Not all claims on the basis of sickness will be accepted either. Some typical exclusions mean you will not be able to claim if off work through an illness caused by drug or alcohol abuse. A condition which existed before the cover was taken out and suddenly worsens will also not be covered by many insurers.

But why would anyone need credit card insurance when measures and benefits are in place for those who are left without work? For starters statutory sick pay does not last forever and only runs for a maximum of 28 weeks in the UK – not enough for anyone facing a long-term illness.

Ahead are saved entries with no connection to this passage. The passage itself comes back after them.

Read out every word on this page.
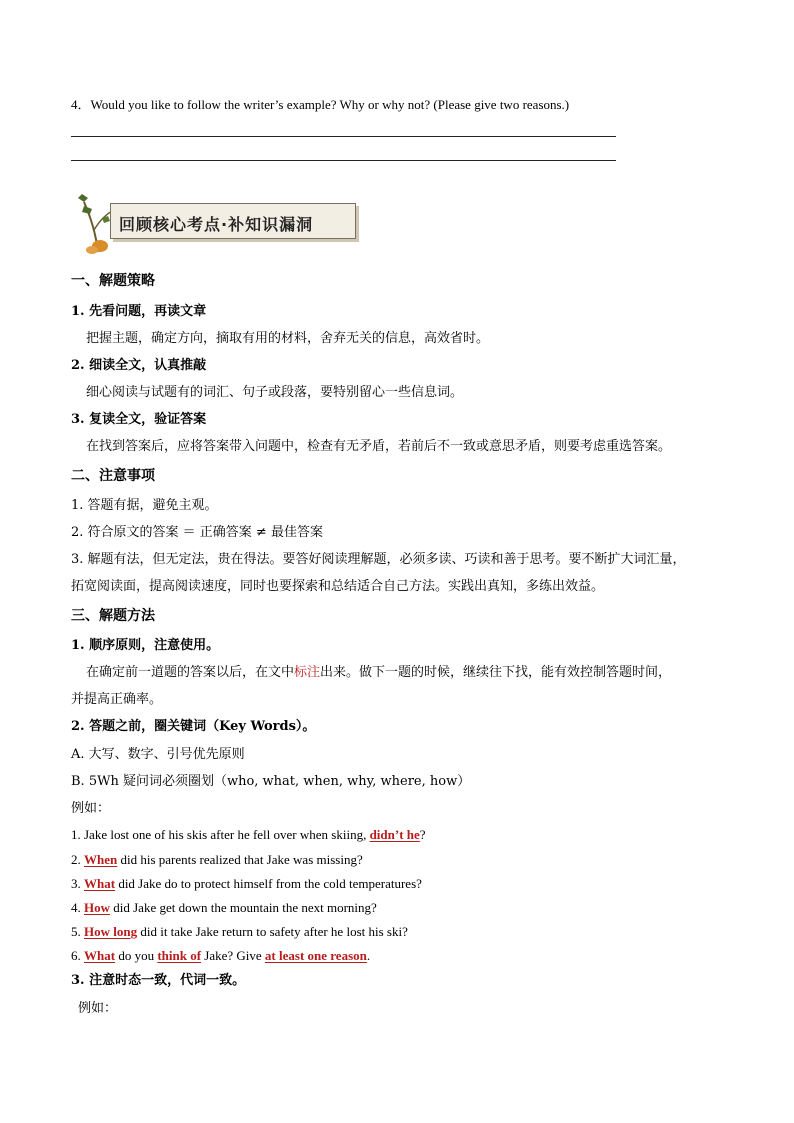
4．Would you like to follow the writer’s example? Why or why not? (Please give two reasons.)
回顾核心考点·补知识漏洞
一、解题策略
1. 先看问题，再读文章
把握主题，确定方向，摘取有用的材料，舍弃无关的信息，高效省时。
2. 细读全文，认真推敲
细心阅读与试题有的词汇、句子或段落，要特别留心一些信息词。
3. 复读全文，验证答案
在找到答案后，应将答案带入问题中，检查有无矛盾，若前后不一致或意思矛盾，则要考虑重选答案。
二、注意事项
1. 答题有据，避免主观。
2. 符合原文的答案 ＝ 正确答案 ≠ 最佳答案
3. 解题有法，但无定法，贵在得法。要答好阅读理解题，必须多读、巧读和善于思考。要不断扩大词汇量，
拓宽阅读面，提高阅读速度，同时也要探索和总结适合自己方法。实践出真知，多练出效益。
三、解题方法
1. 顺序原则，注意使用。
在确定前一道题的答案以后，在文中标注出来。做下一题的时候，继续往下找，能有效控制答题时间，
并提高正确率。
2. 答题之前，圈关键词（Key Words）。
A. 大写、数字、引号优先原则
B. 5Wh 疑问词必须圈划（who, what, when, why, where, how）
例如：
1. Jake lost one of his skis after he fell over when skiing, didn’t he?
2. When did his parents realized that Jake was missing?
3. What did Jake do to protect himself from the cold temperatures?
4. How did Jake get down the mountain the next morning?
5. How long did it take Jake return to safety after he lost his ski?
6. What do you think of Jake? Give at least one reason.
3. 注意时态一致，代词一致。
例如：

When it comes to redundancy, an employer must pay one and a half week’s pay for each year of employment with the firm completed by anyone aged over 41 and one week’s redundancy pay for each year for those aged between 22 and 40 who are let go. People under 22 get just half a week’s pay per year.

Turning to benefits – those who manage to successfully claim jobseekers’ allowance can expect little more than £60 per week in many cases – barely enough to cover rent or food bills, let alone deal with card payments.

Finally, it is worth bearing in mind that card protection comes under the wing of the payment protection insurance industry, which is still the subject of an investigation by the Competition Commission. This follows rulings from the Financial Services Authority in 2007 which said some big name companies had ‘mis-sold’ polices to people who did not need them or who did not even qualify for them.

Most of the negative attention was centred on policies which were sold to people by the very same firm providing them with a loan or card, often at the same time as they applied for the product. With this in mind make sure you shop around for a credit card insurance policy which is right for you. Some smaller providers offer better deals than more well-known firms and can provide peace of mind at a much cheaper price.